Issues with indoor air quality (IAQ) have become a major challenge in our modern built environment due to the lack of mandatory regulations governing ventilation, a problem that affects both national and European levels. In many building renovation and retrofitting projects, the primary focus is on reducing heat loss, while the crucial provision of fresh air is overlooked. This emphasis on energy efficiency has led to many buildings being sealed airtight, which in turn causes an accumulation of CO₂, humidity and harmful particles, a situation that is particularly concerning in schools, hospitals and other public facilities.

International standards such as ISO 17772, ISO 7730 and ISO 16000, along with European regulations like Regulation (EU) 2009/125/EC, have long highlighted the importance of mechanical ventilation for maintaining a healthy indoor climate and achieving optimal energy efficiency. In numerous European countries, these ventilation systems are regarded as an integral part of building design and construction requirements, implemented from the earliest planning stages rather than being seen as optional extras. However, in Bulgaria, existing documents, including Ordinance № RD-02- 20-3 and Ordinance № 15/2005, lack the necessary stringency to mandate mechanical ventilation. As a result, renovated buildings often rely on makeshift window infiltration that undermines energy savings and compromises the indoor environment, leading to increased health risks. The buildup of moisture, mold and harmful particles adversely affects occupants, especially children and vulnerable groups, by reducing concentration and overall well-being, while the absence of systematic monitoring and reliance on subjective assessments further limit effective oversight.

“Indoor air quality is a measurable right, not an optional luxury; airtight, energy-efficient retrofits without mandated mechanical ventilation risk occupant health. By combining advanced decentralized systems with clear regulations and incentives, we can ensure healthy, energy-efficient environments in every building”

Modern science and technology offer a range of flexible engineering solutions that can be implemented in both new and existing buildings. Advanced decentralized ventilation systems, which utilize compact regenerators or recuperators, can be installed directly in walls or window frames, minimizing the need for extensive construction work and duct networks while efficiently recovering waste heat. Window-mounted ventilation modules provide another viable solution for quick upgrades in buildings with challenging architectural features, ensuring a constant supply of fresh air without the need for complete structural overhauls. Furthermore, smart management systems integrate indoor climate data with overall building automation, allowing real-time control of ventilation alongside heating and cooling systems, thereby enhancing both comfort and energy efficiency.

To drive the widespread adoption of these solutions, a stronger political approach and comprehensive regulatory reforms are essential at both the national and European levels. It is imperative to update the regulatory framework by establishing clear, unambiguous criteria that mandate the inclusion of mechanical ventilation, particularly in renovation projects and as part of broader recovery and resilience plans. Defining specific thresholds for indoor carbon dioxide levels and humidity, such as maintaining CO₂ levels within 800–1000 ppm and relative humidity below 60%, is critical to preventing mold and mildew, with these thresholds aligned to internationally recognized standards like ISO 16000. Moreover, providing financial incentives such as tax breaks and grants can encourage the adoption of decentralized and innovative window-based ventilation systems, thereby attracting private investment and accelerating implementation. An independent monitoring, IAQ certification and oversight mechanism is also necessary to evaluate outcomes from construction and energy projects, ensuring that actual air exchange meets the prescribed standards. In addition, the development of training programs and expert support networks for engineers, architects, municipal staff and building managers would facilitate the practical implementation of these advanced ventilation solutions.

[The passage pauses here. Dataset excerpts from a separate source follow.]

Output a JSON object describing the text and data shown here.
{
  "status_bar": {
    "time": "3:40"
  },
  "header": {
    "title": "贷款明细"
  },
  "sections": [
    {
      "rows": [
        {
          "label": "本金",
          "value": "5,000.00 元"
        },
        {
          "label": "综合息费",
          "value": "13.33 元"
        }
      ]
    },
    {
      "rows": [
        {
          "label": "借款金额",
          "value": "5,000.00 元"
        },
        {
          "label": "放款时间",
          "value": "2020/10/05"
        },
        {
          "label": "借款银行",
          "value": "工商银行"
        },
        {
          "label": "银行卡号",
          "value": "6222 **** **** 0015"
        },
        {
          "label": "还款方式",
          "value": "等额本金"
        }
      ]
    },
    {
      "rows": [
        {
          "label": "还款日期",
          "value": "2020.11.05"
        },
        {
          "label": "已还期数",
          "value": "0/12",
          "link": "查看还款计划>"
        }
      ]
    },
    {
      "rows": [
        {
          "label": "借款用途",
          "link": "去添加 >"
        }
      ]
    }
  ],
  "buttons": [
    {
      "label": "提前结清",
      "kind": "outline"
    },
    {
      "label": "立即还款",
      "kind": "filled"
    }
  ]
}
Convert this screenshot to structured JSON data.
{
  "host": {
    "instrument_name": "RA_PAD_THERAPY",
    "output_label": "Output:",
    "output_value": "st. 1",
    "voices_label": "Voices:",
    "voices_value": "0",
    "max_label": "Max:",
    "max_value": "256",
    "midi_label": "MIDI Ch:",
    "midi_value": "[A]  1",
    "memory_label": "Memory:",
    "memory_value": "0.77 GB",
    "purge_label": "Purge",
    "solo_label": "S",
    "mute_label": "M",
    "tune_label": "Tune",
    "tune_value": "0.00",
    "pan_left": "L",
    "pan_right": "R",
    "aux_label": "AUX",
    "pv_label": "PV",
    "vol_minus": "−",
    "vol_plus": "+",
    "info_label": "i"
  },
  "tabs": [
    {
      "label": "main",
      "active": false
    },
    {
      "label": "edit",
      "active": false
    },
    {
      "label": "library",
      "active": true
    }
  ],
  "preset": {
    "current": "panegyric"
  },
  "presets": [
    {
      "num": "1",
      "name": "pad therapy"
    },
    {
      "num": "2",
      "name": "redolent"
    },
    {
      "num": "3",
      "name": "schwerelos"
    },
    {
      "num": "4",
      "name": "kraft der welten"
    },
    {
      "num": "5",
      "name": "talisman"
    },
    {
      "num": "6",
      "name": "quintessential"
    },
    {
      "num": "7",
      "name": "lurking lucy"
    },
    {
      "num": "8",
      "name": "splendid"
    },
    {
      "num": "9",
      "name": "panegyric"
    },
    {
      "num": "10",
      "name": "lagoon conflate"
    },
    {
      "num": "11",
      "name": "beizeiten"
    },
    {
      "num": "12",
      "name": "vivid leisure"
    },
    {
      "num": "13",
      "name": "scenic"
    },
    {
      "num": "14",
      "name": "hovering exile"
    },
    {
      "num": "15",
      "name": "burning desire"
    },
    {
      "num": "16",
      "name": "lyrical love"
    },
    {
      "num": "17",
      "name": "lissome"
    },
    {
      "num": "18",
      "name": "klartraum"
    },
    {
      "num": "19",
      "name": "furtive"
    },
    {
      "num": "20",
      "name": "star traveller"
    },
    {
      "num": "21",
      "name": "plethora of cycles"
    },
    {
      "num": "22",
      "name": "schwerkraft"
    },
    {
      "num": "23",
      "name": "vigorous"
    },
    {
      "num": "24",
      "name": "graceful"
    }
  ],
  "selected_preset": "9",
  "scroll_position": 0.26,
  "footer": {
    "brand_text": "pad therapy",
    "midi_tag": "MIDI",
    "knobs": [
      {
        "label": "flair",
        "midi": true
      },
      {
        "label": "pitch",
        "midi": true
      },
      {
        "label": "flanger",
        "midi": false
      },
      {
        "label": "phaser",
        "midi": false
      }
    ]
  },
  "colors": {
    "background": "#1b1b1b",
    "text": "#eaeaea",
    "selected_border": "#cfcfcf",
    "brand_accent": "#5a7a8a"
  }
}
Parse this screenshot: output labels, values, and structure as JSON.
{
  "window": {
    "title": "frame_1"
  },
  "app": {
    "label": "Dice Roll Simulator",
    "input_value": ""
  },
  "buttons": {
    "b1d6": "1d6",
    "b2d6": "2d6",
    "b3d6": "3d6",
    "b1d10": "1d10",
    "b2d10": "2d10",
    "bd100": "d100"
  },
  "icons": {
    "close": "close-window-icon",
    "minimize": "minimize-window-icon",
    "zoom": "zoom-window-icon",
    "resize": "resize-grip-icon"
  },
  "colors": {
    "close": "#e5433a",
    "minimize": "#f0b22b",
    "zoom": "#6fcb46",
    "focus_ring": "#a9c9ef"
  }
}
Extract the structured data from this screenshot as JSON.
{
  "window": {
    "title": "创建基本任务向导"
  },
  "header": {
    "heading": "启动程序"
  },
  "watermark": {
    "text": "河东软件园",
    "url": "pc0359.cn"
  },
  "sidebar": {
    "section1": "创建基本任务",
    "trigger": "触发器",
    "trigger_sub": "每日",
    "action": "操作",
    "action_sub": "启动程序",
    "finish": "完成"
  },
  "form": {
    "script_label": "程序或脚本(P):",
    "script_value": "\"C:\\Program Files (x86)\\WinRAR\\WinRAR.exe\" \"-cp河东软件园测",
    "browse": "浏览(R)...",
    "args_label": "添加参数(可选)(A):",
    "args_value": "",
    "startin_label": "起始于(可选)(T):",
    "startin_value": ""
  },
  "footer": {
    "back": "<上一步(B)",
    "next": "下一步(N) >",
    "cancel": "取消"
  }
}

In conclusion, achieving energy efficiency must not come at the expense of occupant health and comfort. By uniting political will with engineering expertise, we have the opportunity to establish practices that deliver high indoor climate standards while minimizing energy losses. The adoption of decentralized ventilation systems and smart window solutions demonstrates that flexible, cost-effective and long-term viable measures are not just technologically achievable but economically justified. With a stable regulatory framework, robust incentives and rigorous quality control ensured by both government and municipal authorities, indoor air quality can transition from an optional luxury to a fundamental standard that benefits society as a whole.

Indoor air quality must no longer be seen as a luxury—it is a measurable right and a pillar of modern building policy. By uniting smart engineering with bold regulatory action, we can transform schools, hospitals and public spaces into healthier, energy-efficient environments.

This is not just a technical upgrade. It’s a shift in mindset—where buildings don’t just save energy but actively protect and enhance human health. The path forward is clear: regulated standards, intelligent ventilation and political commitment must go hand in hand to ensure that every breath we take indoors is safe, clean and future-ready.